Atirei o celular na cama, que quase bateu contra a parede. Não aguentava mais ficar naquele quarto; a cama onde tudo havia acontecido naquele dia, o site da Alexia ainda aberto e mostrando os desenhos a cantar, aquele chão onde...
Abri a porta, saí e me deparei com a mamãe na sala, sentada no sofá e fazendo tricô. Nem havia notado que ela já tinha deixado a Alexia em casa e retornado, de tão absorto que estava ao conversar com o Leandro. Pelo seu semblante, vi que ela não havia escutado nada. Ergueu a cabeça de seu trabalho manual e sorriu para mim.

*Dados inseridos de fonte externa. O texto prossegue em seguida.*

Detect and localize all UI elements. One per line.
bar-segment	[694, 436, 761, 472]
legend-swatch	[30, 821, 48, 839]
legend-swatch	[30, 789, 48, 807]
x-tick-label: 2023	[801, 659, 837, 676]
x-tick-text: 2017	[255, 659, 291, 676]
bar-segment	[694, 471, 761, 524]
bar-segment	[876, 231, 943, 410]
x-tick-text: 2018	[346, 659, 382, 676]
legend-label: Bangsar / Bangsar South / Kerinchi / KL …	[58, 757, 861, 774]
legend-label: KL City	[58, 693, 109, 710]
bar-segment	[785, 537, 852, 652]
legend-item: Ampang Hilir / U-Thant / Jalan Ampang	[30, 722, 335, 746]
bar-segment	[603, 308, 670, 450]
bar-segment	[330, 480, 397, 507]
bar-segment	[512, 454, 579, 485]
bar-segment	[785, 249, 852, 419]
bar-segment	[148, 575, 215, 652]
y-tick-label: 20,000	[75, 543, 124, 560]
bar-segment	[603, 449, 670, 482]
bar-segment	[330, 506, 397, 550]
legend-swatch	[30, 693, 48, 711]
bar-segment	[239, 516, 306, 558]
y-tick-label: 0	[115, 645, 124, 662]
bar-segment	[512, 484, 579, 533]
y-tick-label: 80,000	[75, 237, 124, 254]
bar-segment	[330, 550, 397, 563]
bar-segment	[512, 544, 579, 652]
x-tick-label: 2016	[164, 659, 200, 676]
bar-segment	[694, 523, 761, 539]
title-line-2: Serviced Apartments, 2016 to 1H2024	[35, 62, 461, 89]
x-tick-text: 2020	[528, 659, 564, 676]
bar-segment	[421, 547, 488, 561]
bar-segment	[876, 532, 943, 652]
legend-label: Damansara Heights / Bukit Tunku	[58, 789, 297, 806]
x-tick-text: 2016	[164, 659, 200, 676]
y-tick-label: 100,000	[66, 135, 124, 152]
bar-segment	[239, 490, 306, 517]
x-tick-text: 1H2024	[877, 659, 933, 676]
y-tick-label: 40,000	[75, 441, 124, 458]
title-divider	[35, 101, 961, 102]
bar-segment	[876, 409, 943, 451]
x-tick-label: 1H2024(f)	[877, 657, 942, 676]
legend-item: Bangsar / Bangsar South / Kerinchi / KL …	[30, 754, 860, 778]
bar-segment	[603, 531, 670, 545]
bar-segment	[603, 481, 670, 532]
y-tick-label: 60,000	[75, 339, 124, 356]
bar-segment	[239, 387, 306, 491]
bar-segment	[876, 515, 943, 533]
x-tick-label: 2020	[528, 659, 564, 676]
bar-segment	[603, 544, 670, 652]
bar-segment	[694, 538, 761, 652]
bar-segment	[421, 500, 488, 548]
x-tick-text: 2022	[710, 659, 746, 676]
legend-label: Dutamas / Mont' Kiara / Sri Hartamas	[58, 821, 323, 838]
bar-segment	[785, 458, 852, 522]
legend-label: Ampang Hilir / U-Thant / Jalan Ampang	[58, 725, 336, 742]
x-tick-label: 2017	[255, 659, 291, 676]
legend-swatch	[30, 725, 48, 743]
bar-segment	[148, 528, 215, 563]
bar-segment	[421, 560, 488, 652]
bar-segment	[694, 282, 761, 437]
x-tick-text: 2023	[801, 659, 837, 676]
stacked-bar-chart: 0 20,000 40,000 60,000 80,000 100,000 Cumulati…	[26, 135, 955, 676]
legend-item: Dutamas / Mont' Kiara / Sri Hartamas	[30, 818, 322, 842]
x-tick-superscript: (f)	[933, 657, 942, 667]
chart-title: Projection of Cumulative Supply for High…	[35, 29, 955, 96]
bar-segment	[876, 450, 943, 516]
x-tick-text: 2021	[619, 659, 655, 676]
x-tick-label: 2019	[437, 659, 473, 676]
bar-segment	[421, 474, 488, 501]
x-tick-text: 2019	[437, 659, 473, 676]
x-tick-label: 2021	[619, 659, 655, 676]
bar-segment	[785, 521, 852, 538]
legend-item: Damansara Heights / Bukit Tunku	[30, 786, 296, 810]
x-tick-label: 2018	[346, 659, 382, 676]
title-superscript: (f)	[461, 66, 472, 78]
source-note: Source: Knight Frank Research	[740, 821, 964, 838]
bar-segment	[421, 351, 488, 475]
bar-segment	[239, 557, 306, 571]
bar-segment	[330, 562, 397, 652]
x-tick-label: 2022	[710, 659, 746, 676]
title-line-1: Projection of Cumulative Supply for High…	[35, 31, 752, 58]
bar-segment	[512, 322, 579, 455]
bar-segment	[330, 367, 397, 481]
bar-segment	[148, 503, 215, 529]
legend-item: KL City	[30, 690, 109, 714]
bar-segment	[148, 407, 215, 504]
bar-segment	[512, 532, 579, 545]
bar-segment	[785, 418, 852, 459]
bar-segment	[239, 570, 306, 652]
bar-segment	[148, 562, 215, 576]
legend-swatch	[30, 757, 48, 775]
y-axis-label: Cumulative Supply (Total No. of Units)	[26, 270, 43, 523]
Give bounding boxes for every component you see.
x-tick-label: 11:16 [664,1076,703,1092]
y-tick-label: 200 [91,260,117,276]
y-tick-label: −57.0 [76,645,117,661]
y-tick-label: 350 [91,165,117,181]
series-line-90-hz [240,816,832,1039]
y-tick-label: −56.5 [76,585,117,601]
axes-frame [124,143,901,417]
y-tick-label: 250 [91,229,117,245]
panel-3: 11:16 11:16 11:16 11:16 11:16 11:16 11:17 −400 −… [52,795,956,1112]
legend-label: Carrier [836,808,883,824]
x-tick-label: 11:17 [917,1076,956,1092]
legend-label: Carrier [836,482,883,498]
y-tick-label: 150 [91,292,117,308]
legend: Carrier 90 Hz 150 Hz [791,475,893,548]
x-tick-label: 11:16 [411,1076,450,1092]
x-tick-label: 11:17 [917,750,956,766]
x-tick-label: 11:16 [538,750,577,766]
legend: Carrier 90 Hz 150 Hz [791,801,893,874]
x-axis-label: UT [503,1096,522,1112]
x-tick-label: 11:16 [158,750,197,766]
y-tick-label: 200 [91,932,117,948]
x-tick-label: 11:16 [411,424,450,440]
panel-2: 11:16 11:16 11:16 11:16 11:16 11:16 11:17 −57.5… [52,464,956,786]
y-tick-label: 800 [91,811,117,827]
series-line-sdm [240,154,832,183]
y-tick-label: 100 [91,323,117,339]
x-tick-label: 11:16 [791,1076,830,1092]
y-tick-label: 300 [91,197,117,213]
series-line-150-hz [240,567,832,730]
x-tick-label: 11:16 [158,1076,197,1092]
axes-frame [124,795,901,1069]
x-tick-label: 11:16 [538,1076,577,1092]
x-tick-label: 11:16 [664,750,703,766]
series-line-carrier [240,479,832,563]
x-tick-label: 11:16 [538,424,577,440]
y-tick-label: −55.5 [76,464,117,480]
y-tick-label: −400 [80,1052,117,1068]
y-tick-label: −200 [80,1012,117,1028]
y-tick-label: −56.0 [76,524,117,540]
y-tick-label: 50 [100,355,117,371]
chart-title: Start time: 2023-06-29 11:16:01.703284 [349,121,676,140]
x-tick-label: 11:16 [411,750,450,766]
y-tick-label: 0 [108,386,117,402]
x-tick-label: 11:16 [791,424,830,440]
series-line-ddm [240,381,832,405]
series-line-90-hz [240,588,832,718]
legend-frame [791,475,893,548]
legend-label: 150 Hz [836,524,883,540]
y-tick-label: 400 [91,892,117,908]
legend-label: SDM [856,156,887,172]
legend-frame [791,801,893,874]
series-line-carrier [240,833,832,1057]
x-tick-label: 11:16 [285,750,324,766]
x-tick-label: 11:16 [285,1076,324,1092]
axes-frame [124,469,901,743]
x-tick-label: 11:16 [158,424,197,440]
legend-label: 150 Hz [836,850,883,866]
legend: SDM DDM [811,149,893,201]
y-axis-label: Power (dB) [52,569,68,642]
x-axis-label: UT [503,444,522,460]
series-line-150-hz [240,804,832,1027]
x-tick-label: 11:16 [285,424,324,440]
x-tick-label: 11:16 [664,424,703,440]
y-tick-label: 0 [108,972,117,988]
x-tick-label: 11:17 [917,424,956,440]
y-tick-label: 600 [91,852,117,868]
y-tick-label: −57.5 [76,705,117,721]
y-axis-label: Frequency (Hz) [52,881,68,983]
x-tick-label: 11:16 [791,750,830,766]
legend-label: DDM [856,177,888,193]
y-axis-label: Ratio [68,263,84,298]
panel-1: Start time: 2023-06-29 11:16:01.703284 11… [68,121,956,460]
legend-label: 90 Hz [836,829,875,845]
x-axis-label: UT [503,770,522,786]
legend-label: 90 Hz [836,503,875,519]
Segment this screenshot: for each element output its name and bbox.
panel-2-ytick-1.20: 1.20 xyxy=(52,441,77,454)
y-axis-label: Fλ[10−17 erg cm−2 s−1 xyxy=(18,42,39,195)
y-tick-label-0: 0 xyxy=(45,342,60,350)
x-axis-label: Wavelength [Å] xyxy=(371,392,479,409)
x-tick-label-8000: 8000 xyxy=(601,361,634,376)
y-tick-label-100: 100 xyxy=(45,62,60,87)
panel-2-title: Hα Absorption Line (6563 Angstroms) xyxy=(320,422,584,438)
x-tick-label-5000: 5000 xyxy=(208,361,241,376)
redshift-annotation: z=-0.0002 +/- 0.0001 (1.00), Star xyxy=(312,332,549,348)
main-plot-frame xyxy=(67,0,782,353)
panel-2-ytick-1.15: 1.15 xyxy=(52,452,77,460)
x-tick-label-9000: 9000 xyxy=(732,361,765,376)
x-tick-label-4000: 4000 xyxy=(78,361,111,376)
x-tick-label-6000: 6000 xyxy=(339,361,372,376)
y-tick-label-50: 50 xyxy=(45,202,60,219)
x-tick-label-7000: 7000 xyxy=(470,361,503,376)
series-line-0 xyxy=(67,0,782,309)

– Dudu, a Alex pediu pra te avisar que ela esqueceu a bolsa. Ahh, e pra você não fuxicar dentro. – e deu uma risadinha antes de abaixar a cabeça para as luvas que tricotava. – Você acertou quando piscou pra aquela ali, filho. Em cheio.
Mudo, sentei-me ao lado dela. Até então, não tinha reparado que estava com vontade de chorar desde que escutei aquelas três palavras.
“Eu tenho namorado”.
Encostando a cabeça em seu ombro, silenciosamente deixei as lágrimas descerem. Ela só reparou quando sentiu os pingos que rolavam, abundantes, umedecerem sua roupa. Era inevitável que isso acontecesse naquele momento, vendo-a ali, após toda a tensão e expectativas frustradas que o papo com o Leandro rendeu.
Deixando as agulhas e luvas ainda disformes de lado, mamãe fez com que eu deitasse a cabeça em seu colo. Passando os dedos nos meus cabelos, eu já começava a soluçar. A represa tinha estourado e eu não podia fazer nada pra conter. Só queria que aquela segunda-feira acabasse logo, para tentar esquecer que aquele dia havia me levado do céu ao inferno no intervalo de um entardecer.
– Você não quer falar sobre, né? Tudo bem, querido... tá tudo bem.
Ela sabia tanto sobre mim que não precisava de resposta. Eu não queria e não podia falar. Deitado no sofá, em posição fetal, permaneci com a cabeça em suas pernas enquanto recebia o seu consolo em silêncio. Apenas evitei olhar para seu rosto. A mamãe sempre chorava quando me via chorando.